Although there was considerable interest in autonomic abnormalities this knowledge does not appear to have made any contribution to either the treatment or the understanding of the basic defect. There was a later report of excessive finger wrinkling in people with CF when their fingers were immersed in warm water and this phenomenon has been related to autonomic function (Elliott, 1974 below).

1995 Morkeberg JC, Edmund C, Prause JU, Lanng S, Koch C, Michaelsen KF. Ocular findings in cystic fibrosis patients receiving vitamin A supplementation. Graefe’s Arch Clin Exp Ophthalmol 1995; 233:709-713. [PubMed]
Only 26% of 35 patients examined in the Copenhagen clinic had normal vitamin A status as measured by serum retinol and light sensitivity but reduced contrast sensitivity. Conjunctival imprints showed dry eye in 42%; decreased tear stability in 49% and other abnormalities of low tear production (31%) and increased numbers of dying cells (23%). In fact 26% were considered to have the criteria for “keratoconjunctivitis sica”. The authors even suggested that the high incidence of dry eye could be a primary manifestation of CF.
These findings are more likely the result of suboptimal vitamin A status particularly as only 26% had normal vitamin A levels. In studies where vitamin A status is regularly monitored to maintain normal serum levels, only reduced contrast sensitivity is found (Ansari et al. 1999 below) and the cause of this is unexplained.

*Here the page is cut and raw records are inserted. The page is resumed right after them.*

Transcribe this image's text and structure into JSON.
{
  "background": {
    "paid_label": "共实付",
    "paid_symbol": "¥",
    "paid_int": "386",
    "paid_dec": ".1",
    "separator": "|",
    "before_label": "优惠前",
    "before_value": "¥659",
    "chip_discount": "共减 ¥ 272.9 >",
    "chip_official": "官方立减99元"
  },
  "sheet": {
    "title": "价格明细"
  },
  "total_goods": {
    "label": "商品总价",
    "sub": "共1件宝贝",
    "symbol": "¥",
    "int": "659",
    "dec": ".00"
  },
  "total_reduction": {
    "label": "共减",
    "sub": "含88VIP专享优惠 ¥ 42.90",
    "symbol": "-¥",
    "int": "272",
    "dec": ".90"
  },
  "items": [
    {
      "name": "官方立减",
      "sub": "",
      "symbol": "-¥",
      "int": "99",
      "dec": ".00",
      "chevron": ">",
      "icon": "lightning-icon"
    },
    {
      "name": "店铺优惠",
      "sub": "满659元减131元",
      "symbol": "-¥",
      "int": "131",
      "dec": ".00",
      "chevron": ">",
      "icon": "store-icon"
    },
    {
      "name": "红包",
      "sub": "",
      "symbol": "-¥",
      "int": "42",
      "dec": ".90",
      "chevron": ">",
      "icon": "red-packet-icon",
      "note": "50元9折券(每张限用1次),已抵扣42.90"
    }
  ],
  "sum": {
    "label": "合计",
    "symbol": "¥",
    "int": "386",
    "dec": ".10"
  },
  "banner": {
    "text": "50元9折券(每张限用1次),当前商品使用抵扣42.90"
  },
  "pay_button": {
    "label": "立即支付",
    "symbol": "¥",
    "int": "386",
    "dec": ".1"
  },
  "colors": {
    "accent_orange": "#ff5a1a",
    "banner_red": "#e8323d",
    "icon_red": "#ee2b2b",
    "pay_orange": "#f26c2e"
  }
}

2008 Mrugacz M. Kasacka I. Bakunowicz-Lazarczyk A. Kaczmarski M. Kulak W. Impression cytology of the conjunctival epithelial cells in patients with cystic fibrosis. Eye 2008; 22:1137-1140. [PubMed]

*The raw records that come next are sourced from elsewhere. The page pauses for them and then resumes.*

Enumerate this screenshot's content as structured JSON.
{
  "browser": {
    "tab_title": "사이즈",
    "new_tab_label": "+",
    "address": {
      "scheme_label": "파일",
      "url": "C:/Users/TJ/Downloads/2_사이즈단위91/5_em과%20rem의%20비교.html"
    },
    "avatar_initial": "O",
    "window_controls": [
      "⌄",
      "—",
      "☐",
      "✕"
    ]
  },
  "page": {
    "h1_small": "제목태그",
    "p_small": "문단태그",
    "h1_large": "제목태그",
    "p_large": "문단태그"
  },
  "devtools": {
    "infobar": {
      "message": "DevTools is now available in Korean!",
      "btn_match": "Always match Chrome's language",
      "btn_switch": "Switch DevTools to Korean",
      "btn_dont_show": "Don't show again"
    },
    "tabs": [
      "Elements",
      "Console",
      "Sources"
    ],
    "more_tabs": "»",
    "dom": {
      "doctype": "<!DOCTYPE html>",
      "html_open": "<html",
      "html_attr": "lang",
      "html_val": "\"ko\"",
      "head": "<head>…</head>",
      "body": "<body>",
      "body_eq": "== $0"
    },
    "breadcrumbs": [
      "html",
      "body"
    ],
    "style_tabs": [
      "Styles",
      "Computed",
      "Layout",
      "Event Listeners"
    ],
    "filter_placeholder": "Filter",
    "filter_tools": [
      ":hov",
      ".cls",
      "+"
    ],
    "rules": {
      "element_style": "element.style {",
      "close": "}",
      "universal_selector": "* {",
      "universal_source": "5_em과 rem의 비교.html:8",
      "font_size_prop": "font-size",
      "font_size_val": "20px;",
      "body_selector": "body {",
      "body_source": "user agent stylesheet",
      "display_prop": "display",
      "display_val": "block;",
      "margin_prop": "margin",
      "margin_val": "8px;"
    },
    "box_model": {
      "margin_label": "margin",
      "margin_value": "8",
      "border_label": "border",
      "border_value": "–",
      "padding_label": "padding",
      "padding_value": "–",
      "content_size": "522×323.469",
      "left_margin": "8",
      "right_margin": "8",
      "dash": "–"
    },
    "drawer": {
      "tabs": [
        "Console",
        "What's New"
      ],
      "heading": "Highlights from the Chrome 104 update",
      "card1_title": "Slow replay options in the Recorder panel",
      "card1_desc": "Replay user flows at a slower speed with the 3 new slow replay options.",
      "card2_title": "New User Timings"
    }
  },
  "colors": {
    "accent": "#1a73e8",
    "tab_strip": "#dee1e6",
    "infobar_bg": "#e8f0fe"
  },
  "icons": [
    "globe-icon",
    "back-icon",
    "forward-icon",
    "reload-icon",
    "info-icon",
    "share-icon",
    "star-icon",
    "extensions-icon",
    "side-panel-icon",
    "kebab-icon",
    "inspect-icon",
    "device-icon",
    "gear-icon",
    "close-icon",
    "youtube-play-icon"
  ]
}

Cystic fibrosis affects all secretory epithelia, including the eye, and belongs to the group of ocular surface epithelial diseases, termed keratoconjunctivitis sicca or dry eye syndrome. The aim of this study was to evaluate goblet cell population and conjunctival epithelial morphology in patients with CF. A total of 20 CF patients and 20 controls underwent conjunctival impression cytology. Impression cytology showed conjunctival squamous metaplasia and goblet cell loss in patients with CF. The reduced goblet cell numbers and squamous metaplasia may be indicative of a higher degree of epithelial damage of conjunctival epithelial cells in CF patients, and the presence of neutrophils is a strong sign for an inflammatory background of this disease.In view of the simple, noninvasive nature of impression cytology, this technique may prove to be an important tool for the diagnosis and monitoring of dry eye changes in CF patients.

These changes are reported in a number of reports dealing with vitamin A status and still appear to be present even when the vitamin levels are normal. (Ansari EA et al. 1999[PubMed]).